I leave you with this…on a Sunday morning walk I spied an elderly woman exiting her door to take a seat on her stoop. Addressing her and asking permission, I reversed my camera orientation and showed her her picture. As she giggled I snapped two shots then showed them to her. “Oh, Señora, Señora!” she said with laughter as she covered her face. I wonder how long it had been since she’d seen her own image.

Ahh…Pátzcuaro!

12 thoughts on “PÁTZCUARO – AHH!”

  1. Such a rich experience, and you and Ben look so happy. You take your viewers along with you on your magical travels.

  2. So much color! It’s glorious!! You make me use many exclamation marks!!! I’m like Andree: I feel like an armchair traveler reading your blog! Thank you!!

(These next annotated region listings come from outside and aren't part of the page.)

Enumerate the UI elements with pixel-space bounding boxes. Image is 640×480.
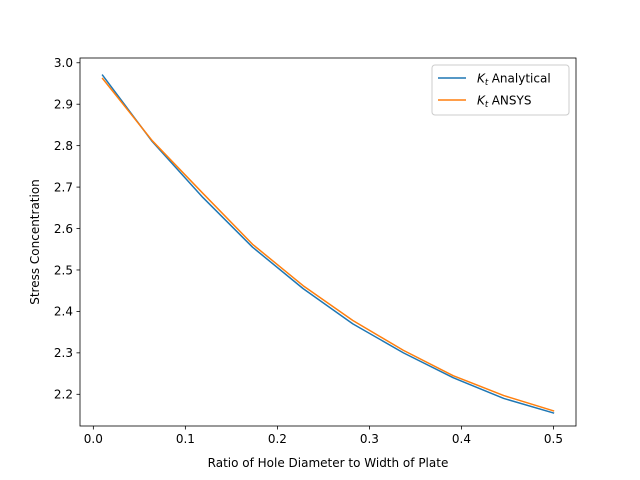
y-axis: 2.2 2.3 2.4 2.5 2.6 2.7 2.8 2.9 3.0 <box>54 56 80 402</box>
series-layer <box>101 74 555 414</box>
legend-label-1: Kt ANSYS <box>477 94 531 111</box>
legend-series-name: Analytical <box>492 72 551 86</box>
plot-frame <box>79 57 577 427</box>
y-tick-label: 3.0 <box>54 56 73 70</box>
x-tick-label: 0.2 <box>268 432 287 446</box>
y-axis-label: Stress Concentration <box>28 179 42 305</box>
y-tick-label: 2.4 <box>54 305 73 319</box>
y-tick-label: 2.6 <box>54 222 73 236</box>
legend-subscript: t <box>485 78 489 88</box>
y-tick-label: 2.5 <box>54 263 73 277</box>
x-tick-label: 0.3 <box>360 432 379 446</box>
y-tick-label: 2.8 <box>54 139 73 153</box>
legend-series-name: ANSYS <box>492 94 532 108</box>
x-axis-label: Ratio of Hole Diameter to Width of Plate <box>208 456 449 470</box>
y-tick-label: 2.2 <box>54 388 73 402</box>
legend-symbol: K <box>477 72 486 86</box>
legend-box <box>431 64 570 116</box>
x-axis: 0.0 0.1 0.2 0.3 0.4 0.5 <box>84 426 563 446</box>
legend-subscript: t <box>485 100 489 110</box>
series-line-0 <box>101 74 555 414</box>
y-tick-label: 2.9 <box>54 98 73 112</box>
x-tick-label: 0.1 <box>176 432 195 446</box>
x-tick-label: 0.4 <box>452 432 471 446</box>
legend-symbol: K <box>477 94 486 108</box>
y-tick-label: 2.3 <box>54 346 73 360</box>
legend-label-0: Kt Analytical <box>477 72 551 89</box>
x-tick-label: 0.0 <box>84 432 103 446</box>
x-tick-label: 0.5 <box>544 432 563 446</box>
series-line-1 <box>101 77 555 412</box>
y-tick-label: 2.7 <box>54 180 73 194</box>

  3. What a beautiful blog. words and photos . You sound as though you are home, we are so happy for you both. The colors, fabrics, pottery, the history, food, it all give you pleasure and thereby helps us travel also. Thanks, and keep enjoying!
    Andree

    1. Thanks so much! Each trip has been so different and enjoyable on many levels. It is a wonderful country to explore. (But i sure miss my granddaughter!)

  4. Gosh, the beauty just keeps unfolding. What a beautiful country with such artistic, sweet people you are seeing.